Ghost-written by Teodoro Locsin Jr,  his speech spelt out pledges that he  welshed on.  Re-reading them today underscores the betrayal.

This time, things will be different,” he vowed ”What  wealth will be generated will be equitably shared. What sacrifices  are demanded will be evenly carried. This much I promise: for every sacrifice you  carry, I will carry twice the weight to make freedom more meaningful.

“My promises are the hopes of ordinary Filipinos like myself” he said. ”The common  people have waited long enough for their day to come.

“That day is here. Now, power is with the people. One of their own has made it.”

But  Erap’s count-down wristwatch  stopped  barely two years after his Luneta address. Vice, concubines, and his midnight cabinet of thieves  blacked out intimations of mortality. He failed to deliver.

”Erap  never did understand the true meaning of poverty,” writes Prof. Aprodicio Laquian who was Estrada’s presidential chief of staff. “To Erap…helping the poor was no more than giving them charity…These gestures were short term palliatives….

“His programs became an incoherent  mishmash of fragmented actions,” Laquian notes in his book: “The Erap Tragedy”. Erap declared war on poverty. And poverty won.…”

Between 1997 and 2000, overall poverty increased from 25.1 percent to 27.5 percent,” Philippine  Human Development Report documents. “There were an estimated three million more poor Filipinos in  2000 than in 1997.

Erap’s  frailities  interlocked with  governance  failures. “Power now is with the concubines,” the Sun-Star said of   Estrada’s “5-K governance — “kamag-anak,  kaibigan, kaklase, kumpare — at kabit”  
Worried  aides  meet covertly with a presidential mistress over the tailspin,  International Herald Tribune Thomas  Fuller  reported. In boudoir privacy, she passed the blunt message on to Erap. “Jueteng,” , late-night boozing, lavish mansions for concubines,, etc. were greasing a slide into impeachment. .

The message “delivered that night was prescient,” Fuller wrote in his report titled, “Colleagues of Philippine President Depict A Leader Disdainful of Daily Tasks and Hampered by Life Style.”

“The story … is about an administration that, from its first days in office, was hampered by the quirks of a president who bumped from one scandal to the next,” the Tribune noted. “[His] critical shortcoming is his inability to reconcile presidential obligations with personal excesses: his late night drinking sessions and his gambling.”

Ouster by People Power Two, arrest, detention, protracted trial and  conviction  followed. “[Ferdinand] Marcos tested the limits of political oppression and our capacity to endure it,” Institute of Asian Church and Culture’s Melba Padilla Maggay then wrote. “Estrada tests limits of moral corruption and our capacity to get roused to indignation…

But the economic fallout from the moral rot illustrates the time-honored truth: that no society can survive without a minimum of moral sense.”Indeed, “private indiscretion and immorality of leaders have tragic national results,” added  the Institute’s  Evelyn Miranda Feliciano.

Asians, therefore, insist that leaders possess “sageliness within and kingliness without” (i.e., character and competence).

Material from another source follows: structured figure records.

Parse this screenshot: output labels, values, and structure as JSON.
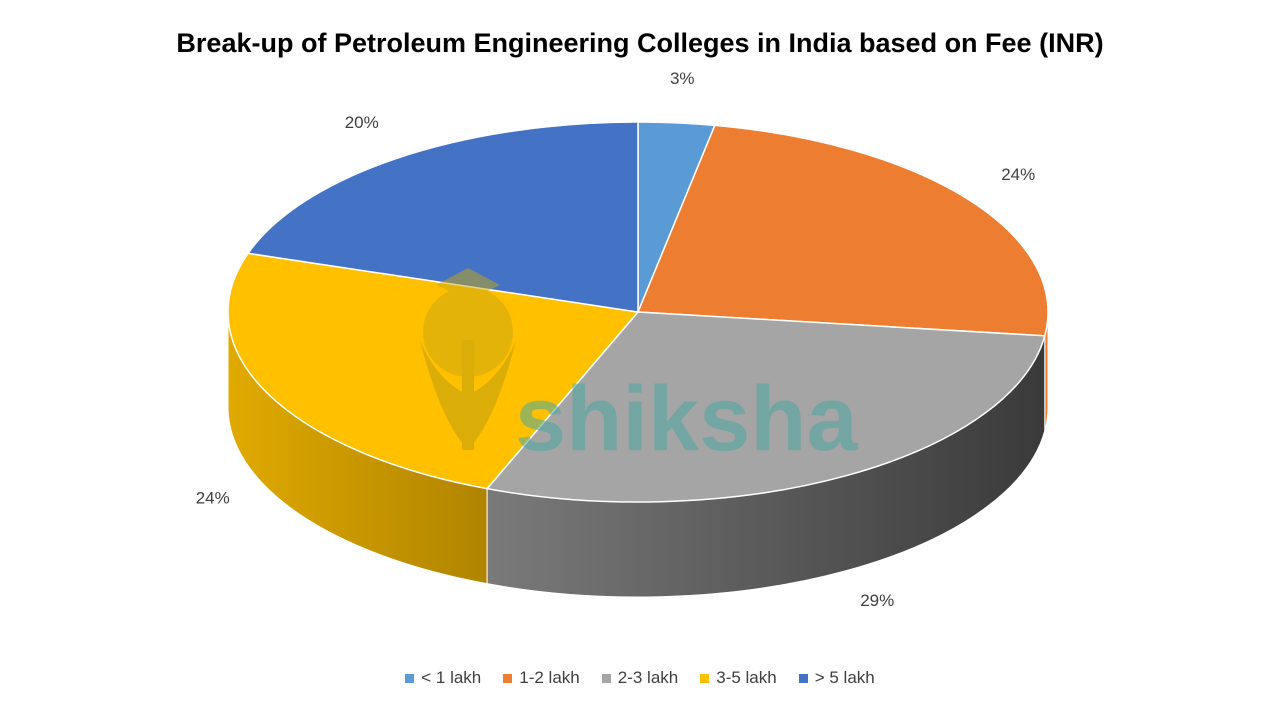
{
  "chart_data": {
    "type": "pie",
    "title": "Break-up of Petroleum Engineering Colleges in India based on Fee (INR)",
    "categories": [
      "< 1 lakh",
      "1-2 lakh",
      "2-3 lakh",
      "3-5 lakh",
      "> 5 lakh"
    ],
    "values": [
      3,
      24,
      29,
      24,
      20
    ],
    "data_labels": [
      "3%",
      "24%",
      "29%",
      "24%",
      "20%"
    ],
    "colors": [
      "#5b9bd5",
      "#ed7d31",
      "#a5a5a5",
      "#ffc000",
      "#4472c4"
    ],
    "legend_position": "bottom",
    "style": "3d"
  },
  "watermark": {
    "text": "shiksha",
    "icon": "graduation-cap-logo-icon"
  }
}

Many voted for Estrada as sage and king who’d reach out to those who drew life’s short straws.

In a parody of  his Rizal Park address, a critic says: “An imperial carouser made it.”
Now, Erap would  brush aside all that sordid legacy.  He’ll  seek reelection. ” This is a delusion.  “Call back yesterday, “ Richard II  cried.. Bid time return.”  But it won’t. His failures and shortcoming are etched in history.

He is betting  on people’s short memories.  The massa love him, he claims. This we have to see..  Perhaps,  Erap   needs to remember what Cardinal  Wolsey, who served Henry VIII at the cost of conscience  said on his  death bed.:

“Had I served my [country] with half the zeal / I served my  my king  [barkadas], God would not, in my old age/ Have left me naked to mine enemies.”